PRESIDENCIAIS E TRAMBOLHOS Opinião | 03/10/2020 08:00


Ana Gomes convidou Paulo Pedroso para a estrutura organizativa da sua candidatura. À partida, tudo normal porque o socialista é um homem livre e não tem qualquer dos seus direitos coartados.

Todavia, a passagem pelo mundo deixa lastro e a história individual de cada um persegue-nos. Paulo Pedroso pode ser um político de excelência (o que não me parece), pode ser um homem de princípios e valores elevados (o que desconheço), pode ser um mestre em estratégia política (o que seria uma surpresa). Mas Paulo Pedroso tem também no seu currículo a acusação de um crime hediondo. E isso é o menos, porque foi considerado inocente pela Justiça e o Estado Português até foi condenado, pelo Tribunal Europeu dos Direitos Humanos, a pagar-lhe uma indemnização. O mais grave, no seu passado conhecido, foi a proteção de que foi alvo por parte de todo o sistema político português e muito concretamente pelo PS, que não mediu esforços para proteger o seu então deputado. Todos nos lembramos das escutas que revelam de forma clara e inequívoca o que António Costa, João Pedroso e Ferro Rodrigues fizeram para proteger Paulo Pedroso do processo Casa Pia, tentando envolver o então Procurador-Geral da República e mesmo o Presidente da República, Jorge Sampaio, na defesa do socialista. Também nos lembramos como Ferro Rodrigues, que na altura se estava a “c$%#& para o segredo de justiça” e António Costa tentaram passar a tese, de que se tratava de uma cabala, para diversas personalidades com influência, como Morais Sarmento, Pedro Santana Lopes e mesmo Marcelo Rebelo de Sousa. Foi um dos episódios mais degradantes da história da democracia portuguesa e bem revelador da promiscuidade entre o poder político e a Justiça. E, nesta questão, o lastro que Paulo Pedroso deixa não é positivo ou, sequer, inócuo.

Não deixa de ser curioso que a candidata que se reclama campeã da transparência e da integridade chame para junto de si justamente alguém que esteve no epicentro de uma decadente situação em que um partido tentou interferir na Justiça. É curioso, mas não é surpreendente porque Ana Gomes há muitos anos que nos mostra que coerência não é uma qualidade que aprecie. Veja-se a sua sanha contra a Zona Franca da Madeira.

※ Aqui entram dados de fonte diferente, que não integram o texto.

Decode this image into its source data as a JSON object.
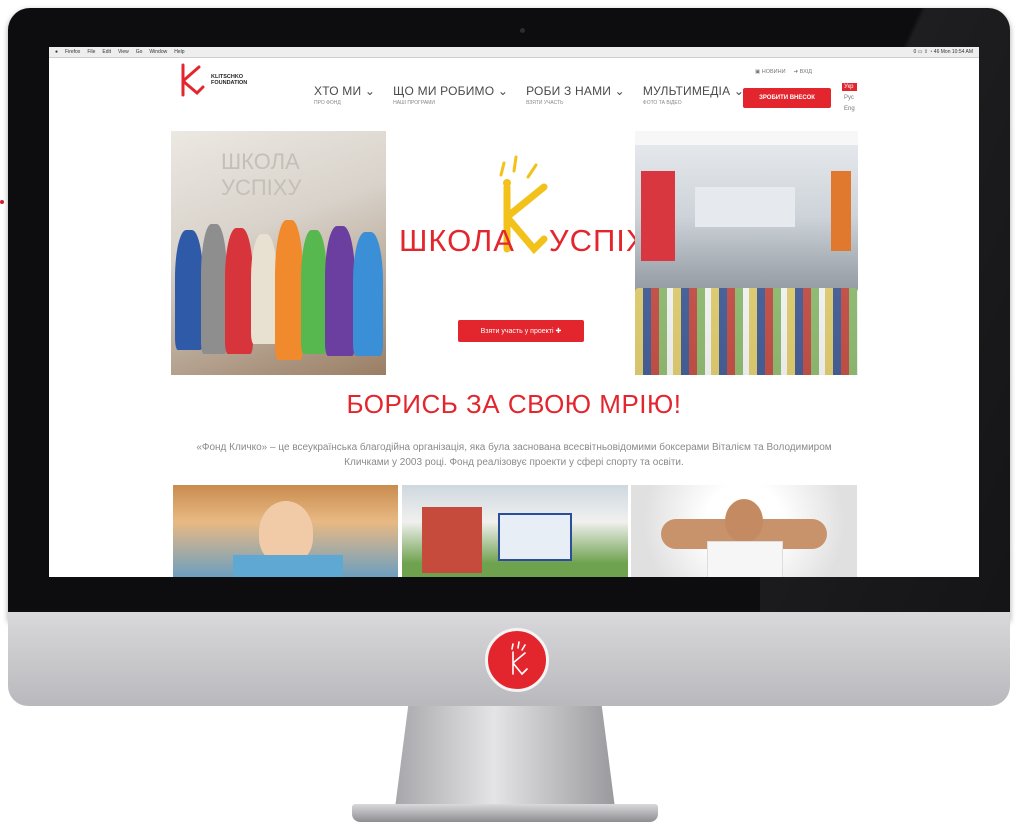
{
  "menubar": {
    "items": [
      "Firefox",
      "File",
      "Edit",
      "View",
      "Go",
      "Window",
      "Help"
    ],
    "right": "0 ▭ ⇪ ◔ 46 Mon 10:54 AM"
  },
  "logo": {
    "line1": "KLITSCHKO",
    "line2": "FOUNDATION"
  },
  "nav": [
    {
      "title": "ХТО МИ",
      "sub": "про фонд"
    },
    {
      "title": "ЩО МИ РОБИМО",
      "sub": "наші програми"
    },
    {
      "title": "РОБИ З НАМИ",
      "sub": "взяти участь"
    },
    {
      "title": "МУЛЬТИМЕДІА",
      "sub": "фото та відео"
    }
  ],
  "top_links": {
    "news": "НОВИНИ",
    "login": "ВХІД"
  },
  "donate_label": "ЗРОБИТИ ВНЕСОК",
  "languages": [
    "Укр",
    "Рус",
    "Eng"
  ],
  "banner": {
    "wordmark_left": "ШКОЛА",
    "wordmark_right": "УСПІХУ",
    "cta_label": "Взяти участь у проекті",
    "left_photo_sign": "ШКОЛА УСПІХУ"
  },
  "headline": "БОРИСЬ ЗА СВОЮ МРІЮ!",
  "intro": "«Фонд Кличко» – це всеукраїнська благодійна організація, яка була заснована всесвітньовідомими боксерами Віталієм та Володимиром Кличками у 2003 році. Фонд реалізовує проекти у сфері спорту та освіти.",
  "colors": {
    "brand_red": "#e3262e",
    "frame": "#0d0d0f",
    "chin": "#c9c9cc"
  },
  "icons": {
    "chevron": "chevron-down-icon",
    "logo_mark": "klitschko-k-logo"
  }
}
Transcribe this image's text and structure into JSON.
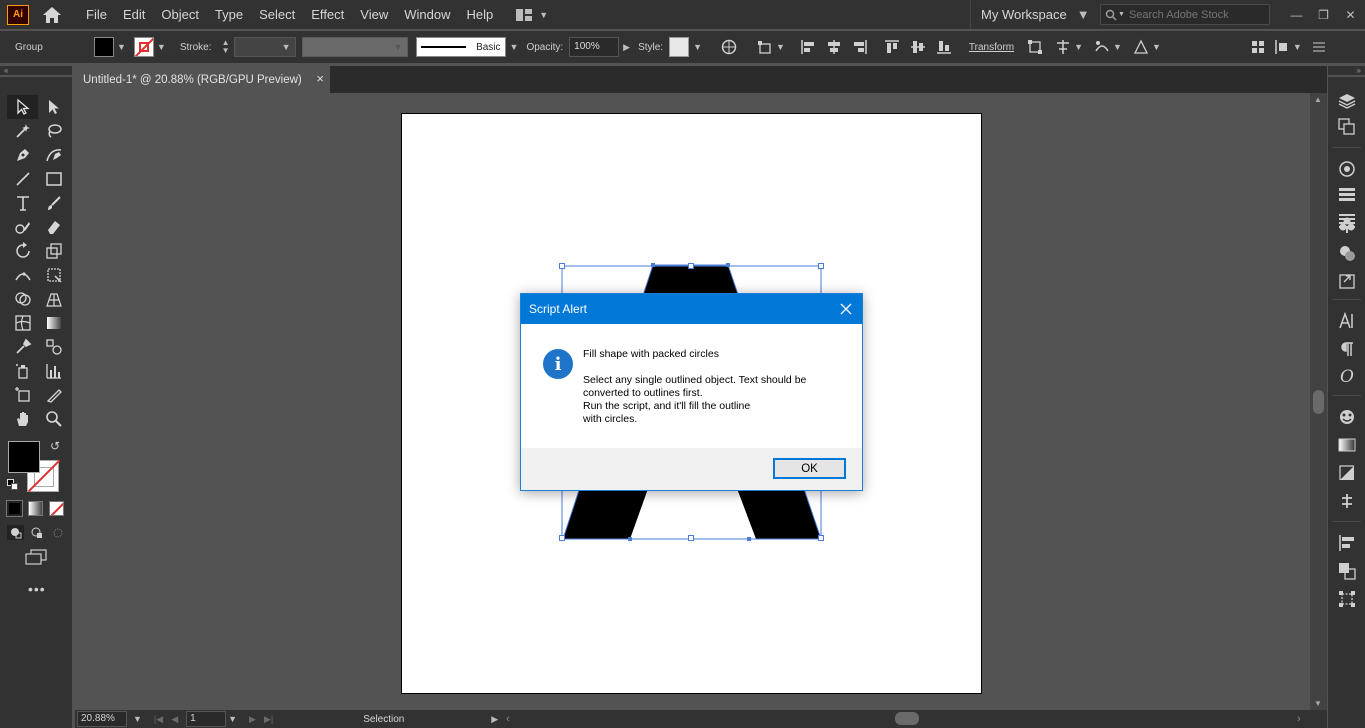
{
  "app": {
    "logo": "Ai"
  },
  "menu": [
    "File",
    "Edit",
    "Object",
    "Type",
    "Select",
    "Effect",
    "View",
    "Window",
    "Help"
  ],
  "workspace": {
    "label": "My Workspace"
  },
  "stock_search": {
    "placeholder": "Search Adobe Stock"
  },
  "control_bar": {
    "selection_type": "Group",
    "stroke_label": "Stroke:",
    "stroke_profile": "Basic",
    "opacity_label": "Opacity:",
    "opacity_value": "100%",
    "style_label": "Style:",
    "transform_label": "Transform"
  },
  "document": {
    "tab_title": "Untitled-1* @ 20.88% (RGB/GPU Preview)"
  },
  "status_bar": {
    "zoom": "20.88%",
    "artboard_number": "1",
    "tool": "Selection"
  },
  "dialog": {
    "title": "Script Alert",
    "heading": "Fill shape with packed circles",
    "lines": [
      "Select any single outlined object. Text should be",
      "converted to outlines first.",
      "Run the script, and it'll fill the outline",
      "with circles."
    ],
    "ok_label": "OK"
  },
  "colors": {
    "accent": "#0078d7",
    "fill": "#000000",
    "selection": "#4a7cd8",
    "app_logo": "#ff9a00"
  }
}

Num país de brandos costumes, com partidos arregimentados e uma comunicação social dócil para com os diversos poderes, isto não seria nada de grave. A questão é que atualmente temos forças políticas populistas e demagógicas que não irão permitir que o eleitorado se esqueça do lastro de Paulo Pedroso. Neste aspeto, Ana Gomes não poderia ter cometido erro mais grosseiro: um político que foi suspeito de pedofilia e em cujo processo houve tentativa de interferência política é um filão que os populistas deste mundo se agarrarão com unhas e dentes. Só com esta escolha, Ana Gomes garantiu mais 25% de votos para André Ventura.

O líder do Chega é um adversário político ao lado do qual não admito caminhar, pois muitas das posições que o seu partido adota são radicalmente contra aquilo em que eu acredito. Mesmo sendo André Ventura e o Chega produtos que nascem como reação à esquerda radical, constituída por partidos estalinistas e trotskistas que nos querem impor unanimismo de pensamento, não são meus parceiros. É a Némesis da direita radical à esquerda radical, que há décadas domina uma das franjas ideológicas do espectro político português. Mas ideologicamente está tão distante quanto BE, PCP ou personalidades como Ana Gomes.

Num tempo em que temos um populista do calibre de André Ventura na esfera política portuguesa, mandar avançar Paulo Pedroso é a melhor oferta que a demagogia populista poderia ter. Ana Gomes, tal como toda a esquerda, uma vez mais a empoderar a direita radical!

Sabemos que o eleitor é essencialmente motivado pela emoção. Contudo, aos agentes políticos exige-se que tenham capacidade para tomar decisões com base na razão. Creio que a decisão de Ana Gomes foi de carácter estritamente emotivo. Todavia, com essa decisão criou um trambolho que irá inexoravelmente alimentar outro trambolho. Uma trapalhada monumental. Não que me incomode que ela perca votos. Essa é uma boa notícia todos os dias. Incomoda-me é que com as suas trapalhadas, Ventura fique a ganhar. E isso é de lastimar!